Still, at least it attempts to keep the romance going. ScientificMatch forgoes old school notions of courting, seduction and basic instincts in favour of DNA matching you to a compatible partner. Advantages of this method of dating include loving the ‘natural body fragrance’ of your matched partner, less chance of women cheating on their partners and potential offspring having boosted immune systems. In other words, you’ll be more likely to put up with the bank vault destroying body odour because you forked out a ridiculous amount of money to get your DNA catalogued, you’ll be less likely to cheat or be the victim of cheating because you’ll still be making repayments on the countless mismatched dinner dates this DNA malarkey has cost you, and your children will be mutants.
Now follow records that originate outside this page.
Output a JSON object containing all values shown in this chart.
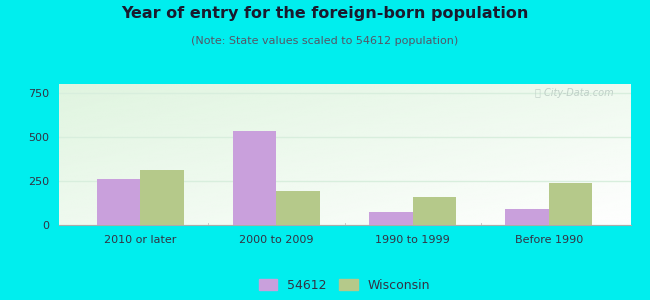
{
  "title": "Year of entry for the foreign-born population",
  "subtitle": "(Note: State values scaled to 54612 population)",
  "categories": [
    "2010 or later",
    "2000 to 2009",
    "1990 to 1999",
    "Before 1990"
  ],
  "values_54612": [
    262,
    535,
    72,
    90
  ],
  "values_wisconsin": [
    310,
    192,
    158,
    238
  ],
  "color_54612": "#c9a0dc",
  "color_wisconsin": "#b5c98a",
  "ylim": [
    0,
    800
  ],
  "yticks": [
    0,
    250,
    500,
    750
  ],
  "bar_width": 0.32,
  "outer_bg": "#00eeee",
  "legend_54612": "54612",
  "legend_wisconsin": "Wisconsin",
  "title_fontsize": 11.5,
  "subtitle_fontsize": 8,
  "tick_fontsize": 8,
  "legend_fontsize": 9,
  "watermark_color": "#c0d0c8",
  "grid_color": "#d8eedd",
  "title_color": "#1a1a2e",
  "subtitle_color": "#555566"
}
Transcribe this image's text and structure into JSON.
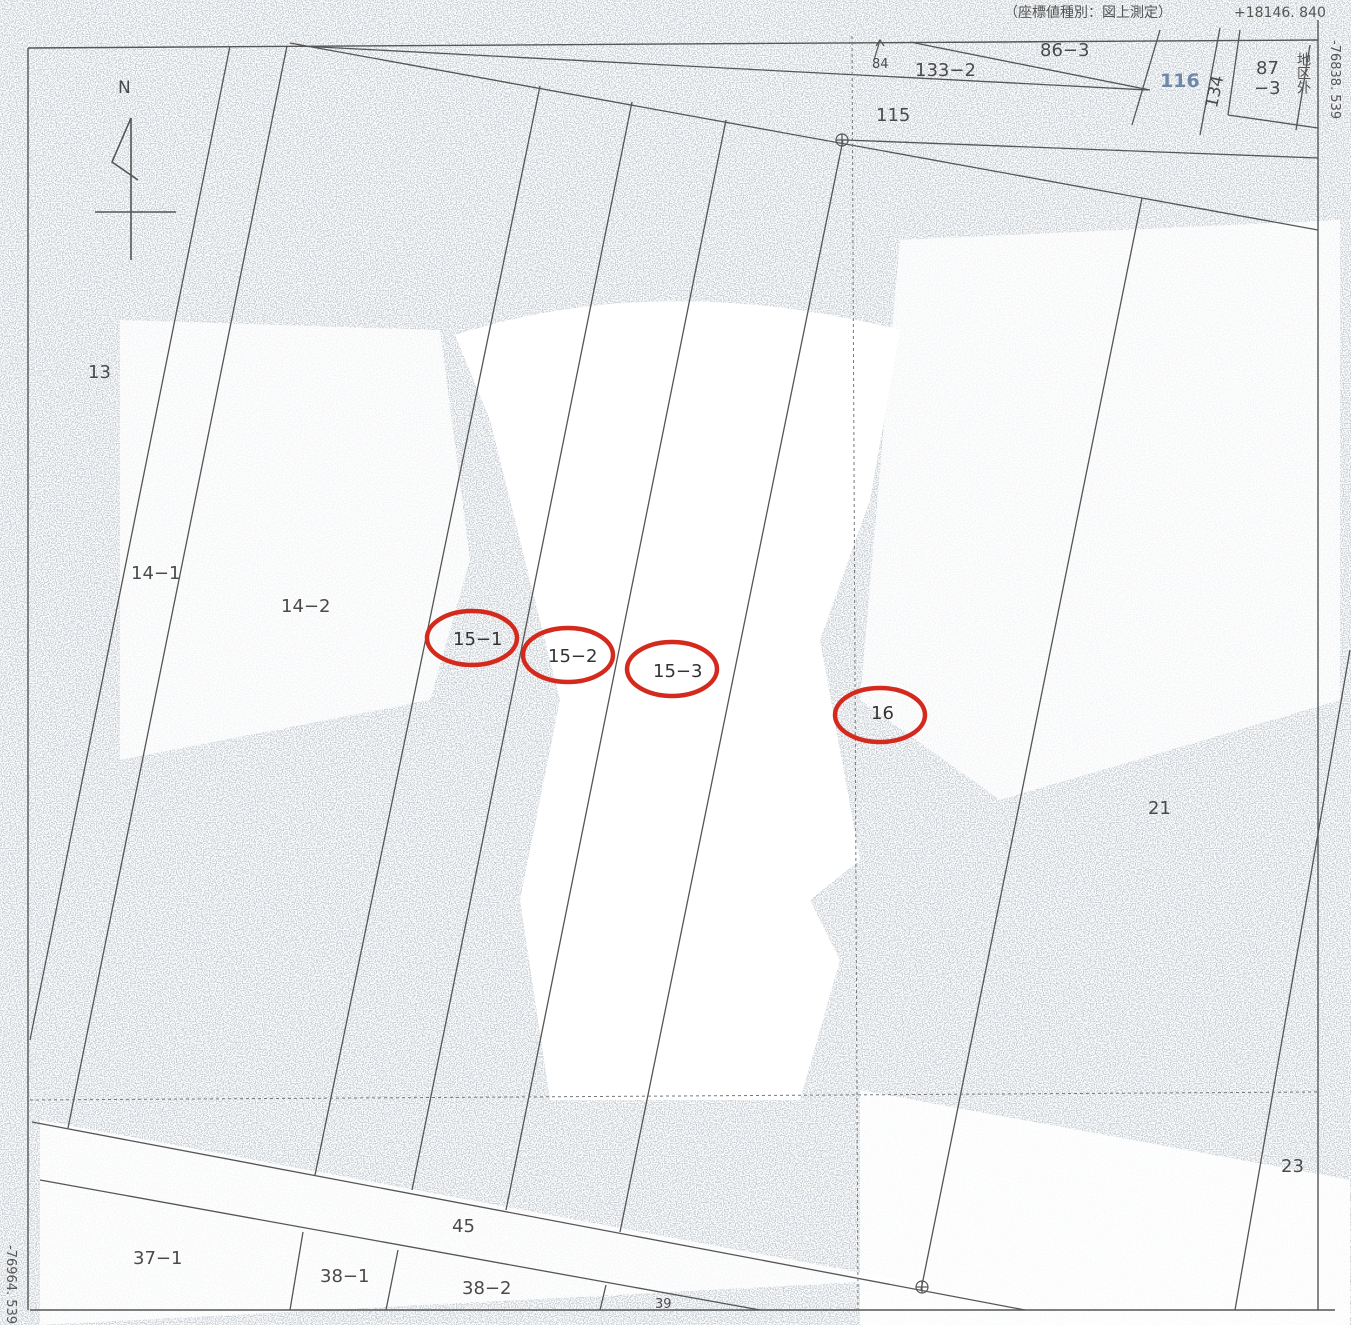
{
  "header": {
    "coord_type": "（座標値種別：図上測定）",
    "coord_top_right": "+18146. 840",
    "coord_right_side": "-76838. 539",
    "coord_left_side": "-76964. 539"
  },
  "compass": {
    "label": "N"
  },
  "parcels": {
    "p13": "13",
    "p14_1": "14−1",
    "p14_2": "14−2",
    "p15_1": "15−1",
    "p15_2": "15−2",
    "p15_3": "15−3",
    "p16": "16",
    "p21": "21",
    "p23": "23",
    "p45": "45",
    "p37_1": "37−1",
    "p38_1": "38−1",
    "p38_2": "38−2",
    "p39": "39",
    "p84": "84",
    "p133_2": "133−2",
    "p86_3": "86−3",
    "p115": "115",
    "p116": "116",
    "p134": "134",
    "p87_3_a": "87",
    "p87_3_b": "−3",
    "outside": "地区外"
  },
  "highlighted_parcels": [
    "15−1",
    "15−2",
    "15−3",
    "16"
  ],
  "colors": {
    "highlight_circle": "#d42a1e",
    "line": "#555555",
    "stipple": "#9aa3ab",
    "label": "#4a4a4a",
    "parcel_116": "#6d88a8"
  }
}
Better mutant than mental? No Longer Lonely would disagree. ‘We are a welcoming community that understands the trials and pitfalls of managing a mental illness. Find friends or seek romantic relationships knowing that everyone on this site has some form of mental illness.’ Now, this writer’s not one to discriminate, but questions do natural arise. For instance, do you get matched according to the type of illness you have? That would surely only exacerbate the situation. Perhaps you get matched for complementary illnesses, though it’s hard to know how such classifications would be made. Maybe, and this is going out on a massive, thick limb - it’s not a good idea. Just maybe.
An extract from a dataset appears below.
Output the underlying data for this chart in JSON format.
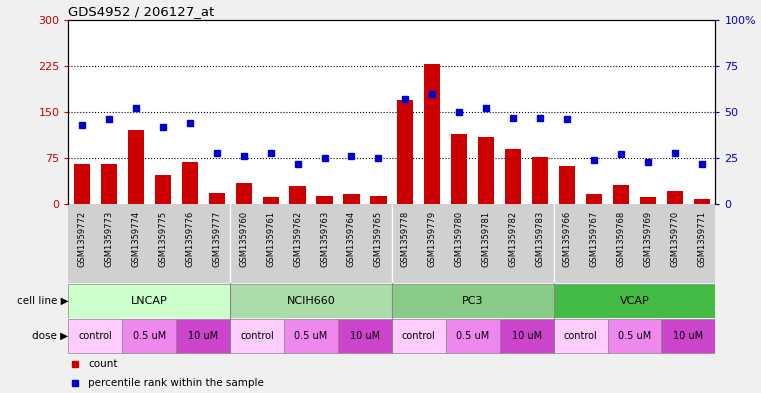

Wow, his DNA looks really handsome.

While we’re on the subject of bad ideas, it’s worth dwelling on Ostomates for a while. It’s ‘an online community for people with ostomies and related surgeries.’ Extraordinary. In case you’re not a doctor, ostomies are ‘surgical procedures that create artificial openings for the elimination of bodily wastes’, as in colostomy. It’s so difficult to know how to respond. On the plus side, there would be no lull in conversation. On the minus side, you’re both going to be carrying around bags of human waste. This is not to mock those who have had to go through the procedure, rather to suggest that it might be possible to date someone and fall in love with them because they don’t have a problem with it, as opposed to dating someone just because they happen to have a bypassed colon just like you.
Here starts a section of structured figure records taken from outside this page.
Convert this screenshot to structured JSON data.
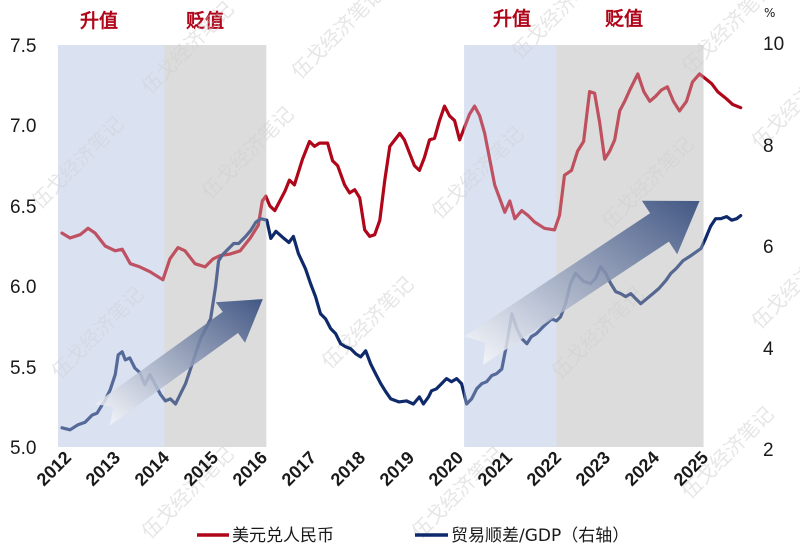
{
  "chart_data": {
    "type": "line",
    "title": "",
    "xlabel": "",
    "ylabel": "美元兑人民币",
    "ylabel_right": "贸易顺差/GDP（右轴）",
    "right_axis_unit": "%",
    "x_ticks": [
      "2012",
      "2013",
      "2014",
      "2015",
      "2016",
      "2017",
      "2018",
      "2019",
      "2020",
      "2021",
      "2022",
      "2023",
      "2024",
      "2025"
    ],
    "ylim": [
      5.0,
      7.5
    ],
    "y_ticks": [
      "7.5",
      "7.0",
      "6.5",
      "6.0",
      "5.5",
      "5.0"
    ],
    "ylim_right": [
      2,
      10
    ],
    "y_ticks_right": [
      "10",
      "8",
      "6",
      "4",
      "2"
    ],
    "grid": false,
    "legend_position": "bottom",
    "shaded_regions": [
      {
        "label": "升值",
        "start": 2011.92,
        "end": 2014.04,
        "color": "#dbe1f0"
      },
      {
        "label": "贬值",
        "start": 2014.04,
        "end": 2016.07,
        "color": "#dcdcdc"
      },
      {
        "label": "升值",
        "start": 2020.01,
        "end": 2021.85,
        "color": "#dbe1f0"
      },
      {
        "label": "贬值",
        "start": 2021.85,
        "end": 2024.78,
        "color": "#dcdcdc"
      }
    ],
    "annotations": [
      {
        "type": "arrow",
        "note": "upward trend arrow",
        "from": [
          2012.8,
          5.2
        ],
        "to": [
          2016.0,
          5.92
        ]
      },
      {
        "type": "arrow",
        "note": "upward trend arrow",
        "from": [
          2020.2,
          5.6
        ],
        "to": [
          2024.7,
          6.53
        ]
      }
    ],
    "series": [
      {
        "name": "美元兑人民币",
        "axis": "left",
        "color": "#b0061a",
        "points": [
          [
            2012.0,
            6.33
          ],
          [
            2012.16,
            6.3
          ],
          [
            2012.36,
            6.32
          ],
          [
            2012.52,
            6.36
          ],
          [
            2012.66,
            6.33
          ],
          [
            2012.86,
            6.25
          ],
          [
            2013.06,
            6.22
          ],
          [
            2013.2,
            6.23
          ],
          [
            2013.36,
            6.14
          ],
          [
            2013.55,
            6.12
          ],
          [
            2013.75,
            6.09
          ],
          [
            2014.01,
            6.04
          ],
          [
            2014.15,
            6.17
          ],
          [
            2014.31,
            6.24
          ],
          [
            2014.45,
            6.22
          ],
          [
            2014.65,
            6.14
          ],
          [
            2014.85,
            6.12
          ],
          [
            2015.01,
            6.17
          ],
          [
            2015.15,
            6.19
          ],
          [
            2015.35,
            6.2
          ],
          [
            2015.55,
            6.22
          ],
          [
            2015.75,
            6.3
          ],
          [
            2015.91,
            6.38
          ],
          [
            2015.99,
            6.53
          ],
          [
            2016.06,
            6.56
          ],
          [
            2016.14,
            6.5
          ],
          [
            2016.24,
            6.47
          ],
          [
            2016.44,
            6.59
          ],
          [
            2016.53,
            6.66
          ],
          [
            2016.63,
            6.63
          ],
          [
            2016.79,
            6.79
          ],
          [
            2016.93,
            6.9
          ],
          [
            2017.03,
            6.87
          ],
          [
            2017.13,
            6.89
          ],
          [
            2017.29,
            6.89
          ],
          [
            2017.39,
            6.78
          ],
          [
            2017.49,
            6.75
          ],
          [
            2017.63,
            6.63
          ],
          [
            2017.73,
            6.58
          ],
          [
            2017.83,
            6.6
          ],
          [
            2017.93,
            6.55
          ],
          [
            2018.03,
            6.35
          ],
          [
            2018.13,
            6.31
          ],
          [
            2018.23,
            6.32
          ],
          [
            2018.33,
            6.41
          ],
          [
            2018.43,
            6.66
          ],
          [
            2018.53,
            6.87
          ],
          [
            2018.63,
            6.91
          ],
          [
            2018.73,
            6.95
          ],
          [
            2018.82,
            6.91
          ],
          [
            2019.02,
            6.75
          ],
          [
            2019.12,
            6.72
          ],
          [
            2019.22,
            6.8
          ],
          [
            2019.32,
            6.91
          ],
          [
            2019.42,
            6.92
          ],
          [
            2019.52,
            7.03
          ],
          [
            2019.62,
            7.12
          ],
          [
            2019.72,
            7.06
          ],
          [
            2019.82,
            7.03
          ],
          [
            2019.92,
            6.91
          ],
          [
            2020.02,
            6.99
          ],
          [
            2020.12,
            7.07
          ],
          [
            2020.22,
            7.12
          ],
          [
            2020.32,
            7.06
          ],
          [
            2020.42,
            6.95
          ],
          [
            2020.52,
            6.79
          ],
          [
            2020.62,
            6.63
          ],
          [
            2020.82,
            6.46
          ],
          [
            2020.92,
            6.53
          ],
          [
            2021.02,
            6.42
          ],
          [
            2021.16,
            6.47
          ],
          [
            2021.28,
            6.44
          ],
          [
            2021.41,
            6.4
          ],
          [
            2021.61,
            6.36
          ],
          [
            2021.81,
            6.35
          ],
          [
            2021.91,
            6.44
          ],
          [
            2022.01,
            6.69
          ],
          [
            2022.15,
            6.72
          ],
          [
            2022.27,
            6.84
          ],
          [
            2022.39,
            6.9
          ],
          [
            2022.51,
            7.21
          ],
          [
            2022.61,
            7.2
          ],
          [
            2022.71,
            7.02
          ],
          [
            2022.81,
            6.79
          ],
          [
            2022.91,
            6.84
          ],
          [
            2023.01,
            6.91
          ],
          [
            2023.11,
            7.09
          ],
          [
            2023.21,
            7.15
          ],
          [
            2023.31,
            7.22
          ],
          [
            2023.47,
            7.32
          ],
          [
            2023.59,
            7.21
          ],
          [
            2023.71,
            7.15
          ],
          [
            2023.82,
            7.18
          ],
          [
            2023.94,
            7.22
          ],
          [
            2024.06,
            7.24
          ],
          [
            2024.18,
            7.15
          ],
          [
            2024.3,
            7.09
          ],
          [
            2024.44,
            7.15
          ],
          [
            2024.56,
            7.27
          ],
          [
            2024.7,
            7.32
          ],
          [
            2024.82,
            7.29
          ],
          [
            2024.94,
            7.26
          ],
          [
            2025.06,
            7.21
          ],
          [
            2025.22,
            7.17
          ],
          [
            2025.36,
            7.13
          ],
          [
            2025.52,
            7.11
          ]
        ]
      },
      {
        "name": "贸易顺差/GDP（右轴）",
        "axis": "right",
        "color": "#0f2a6b",
        "points": [
          [
            2012.0,
            2.4
          ],
          [
            2012.16,
            2.36
          ],
          [
            2012.32,
            2.46
          ],
          [
            2012.46,
            2.51
          ],
          [
            2012.6,
            2.65
          ],
          [
            2012.7,
            2.69
          ],
          [
            2012.86,
            2.95
          ],
          [
            2012.96,
            3.15
          ],
          [
            2013.06,
            3.45
          ],
          [
            2013.12,
            3.84
          ],
          [
            2013.2,
            3.9
          ],
          [
            2013.26,
            3.74
          ],
          [
            2013.35,
            3.78
          ],
          [
            2013.45,
            3.58
          ],
          [
            2013.55,
            3.49
          ],
          [
            2013.65,
            3.25
          ],
          [
            2013.75,
            3.45
          ],
          [
            2013.86,
            3.25
          ],
          [
            2013.96,
            3.06
          ],
          [
            2014.06,
            2.93
          ],
          [
            2014.16,
            2.97
          ],
          [
            2014.26,
            2.87
          ],
          [
            2014.36,
            3.07
          ],
          [
            2014.46,
            3.27
          ],
          [
            2014.56,
            3.56
          ],
          [
            2014.66,
            3.86
          ],
          [
            2014.76,
            4.16
          ],
          [
            2014.96,
            4.55
          ],
          [
            2015.06,
            5.19
          ],
          [
            2015.12,
            5.7
          ],
          [
            2015.2,
            5.82
          ],
          [
            2015.32,
            5.94
          ],
          [
            2015.42,
            6.04
          ],
          [
            2015.52,
            6.04
          ],
          [
            2015.66,
            6.18
          ],
          [
            2015.76,
            6.3
          ],
          [
            2015.86,
            6.46
          ],
          [
            2015.96,
            6.53
          ],
          [
            2016.08,
            6.5
          ],
          [
            2016.16,
            6.14
          ],
          [
            2016.26,
            6.28
          ],
          [
            2016.42,
            6.14
          ],
          [
            2016.52,
            6.06
          ],
          [
            2016.61,
            6.18
          ],
          [
            2016.71,
            5.84
          ],
          [
            2016.85,
            5.54
          ],
          [
            2016.95,
            5.25
          ],
          [
            2017.05,
            4.99
          ],
          [
            2017.15,
            4.65
          ],
          [
            2017.25,
            4.55
          ],
          [
            2017.35,
            4.36
          ],
          [
            2017.45,
            4.26
          ],
          [
            2017.55,
            4.06
          ],
          [
            2017.65,
            4.0
          ],
          [
            2017.75,
            3.96
          ],
          [
            2017.85,
            3.86
          ],
          [
            2017.95,
            3.8
          ],
          [
            2018.05,
            3.92
          ],
          [
            2018.15,
            3.66
          ],
          [
            2018.25,
            3.46
          ],
          [
            2018.35,
            3.27
          ],
          [
            2018.45,
            3.11
          ],
          [
            2018.55,
            2.97
          ],
          [
            2018.71,
            2.91
          ],
          [
            2018.86,
            2.93
          ],
          [
            2019.0,
            2.87
          ],
          [
            2019.12,
            3.01
          ],
          [
            2019.2,
            2.87
          ],
          [
            2019.3,
            3.01
          ],
          [
            2019.36,
            3.13
          ],
          [
            2019.46,
            3.17
          ],
          [
            2019.56,
            3.27
          ],
          [
            2019.66,
            3.37
          ],
          [
            2019.76,
            3.31
          ],
          [
            2019.86,
            3.37
          ],
          [
            2019.96,
            3.27
          ],
          [
            2020.06,
            2.87
          ],
          [
            2020.16,
            2.97
          ],
          [
            2020.26,
            3.17
          ],
          [
            2020.36,
            3.27
          ],
          [
            2020.46,
            3.31
          ],
          [
            2020.56,
            3.43
          ],
          [
            2020.66,
            3.47
          ],
          [
            2020.76,
            3.56
          ],
          [
            2020.86,
            4.06
          ],
          [
            2020.96,
            4.65
          ],
          [
            2021.06,
            4.36
          ],
          [
            2021.16,
            4.16
          ],
          [
            2021.26,
            4.06
          ],
          [
            2021.35,
            4.2
          ],
          [
            2021.45,
            4.26
          ],
          [
            2021.59,
            4.4
          ],
          [
            2021.75,
            4.55
          ],
          [
            2021.85,
            4.51
          ],
          [
            2021.93,
            4.59
          ],
          [
            2022.03,
            4.85
          ],
          [
            2022.13,
            5.25
          ],
          [
            2022.23,
            5.45
          ],
          [
            2022.39,
            5.29
          ],
          [
            2022.53,
            5.25
          ],
          [
            2022.63,
            5.35
          ],
          [
            2022.73,
            5.58
          ],
          [
            2022.83,
            5.45
          ],
          [
            2022.93,
            5.25
          ],
          [
            2023.03,
            5.09
          ],
          [
            2023.13,
            5.05
          ],
          [
            2023.23,
            4.99
          ],
          [
            2023.33,
            5.05
          ],
          [
            2023.43,
            4.95
          ],
          [
            2023.53,
            4.85
          ],
          [
            2023.65,
            4.95
          ],
          [
            2023.77,
            5.05
          ],
          [
            2023.89,
            5.15
          ],
          [
            2024.03,
            5.31
          ],
          [
            2024.13,
            5.45
          ],
          [
            2024.23,
            5.54
          ],
          [
            2024.37,
            5.7
          ],
          [
            2024.53,
            5.8
          ],
          [
            2024.73,
            5.94
          ],
          [
            2024.82,
            6.14
          ],
          [
            2024.92,
            6.38
          ],
          [
            2025.02,
            6.53
          ],
          [
            2025.12,
            6.53
          ],
          [
            2025.24,
            6.57
          ],
          [
            2025.34,
            6.5
          ],
          [
            2025.44,
            6.53
          ],
          [
            2025.52,
            6.59
          ]
        ]
      }
    ]
  },
  "bands": {
    "label_1": "升值",
    "label_2": "贬值",
    "label_3": "升值",
    "label_4": "贬值"
  },
  "axes": {
    "left_ticks": [
      "7.5",
      "7.0",
      "6.5",
      "6.0",
      "5.5",
      "5.0"
    ],
    "right_ticks": [
      "10",
      "8",
      "6",
      "4",
      "2"
    ],
    "right_unit": "%",
    "x_ticks": [
      "2012",
      "2013",
      "2014",
      "2015",
      "2016",
      "2017",
      "2018",
      "2019",
      "2020",
      "2021",
      "2022",
      "2023",
      "2024",
      "2025"
    ]
  },
  "legend": {
    "item_1": "美元兑人民币",
    "item_2": "贸易顺差/GDP（右轴）"
  },
  "watermark": "伍戈经济笔记",
  "colors": {
    "usd_cny": "#b0061a",
    "trade_gdp": "#0f2a6b",
    "appreciation_band": "#dbe1f0",
    "depreciation_band": "#dcdcdc",
    "band_label": "#b0061a"
  }
}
At least the Ostomates can hold their heads high knowing that they are not users of (ADULT SITE ALERT, NSFW) The DailyDiaper. ‘DailyDiapers is the internets premiere FREE community for Adult Babies, Diaper Lovers, Big Kids, Mommies and Daddies featuring over 14,500 FREE photos of diapered women, men and couples; Plus stories, diaper reviews, videos, personal ads, message boards, polls and so much more!’ Wow. There’s bringing together niche nodes of society, and then there’s building a website devoted to matching couples based on the fact that they like to dress as babies. Now, not sure what side of the paedophile divide these people land on, or whether notions of division, sanity or even everyday perception occur to any of these individuals of more than a monthly basis. All we can be sure of is it’s not going in the bookmarks menu.

It says posse.

DailyDiaper dials into a somewhat skewed facet of society. Yet, in some ways, it’s not as shocking as probably the strangest dating site in existence, The Atlasphere. This online network brings together admirers of author Ayn Rand. It’s rumoured that all dates between couples matched by Atlasphere last for about four days and seem to say the same thing over and over again, though that could just be rumour. How many people do you think use this site for dating? Pick a number. Now double it. Nope, still short. Over 10,000 wildly obsessive Rand lovers attempt to find the partner of their dreams in a website that should surely be shut down for human rights reasons when you think of how many poor dating puns can be crafted from a name like Rand. Having said that, you are likely to find that the person you meet is wearing a proper pair of pants.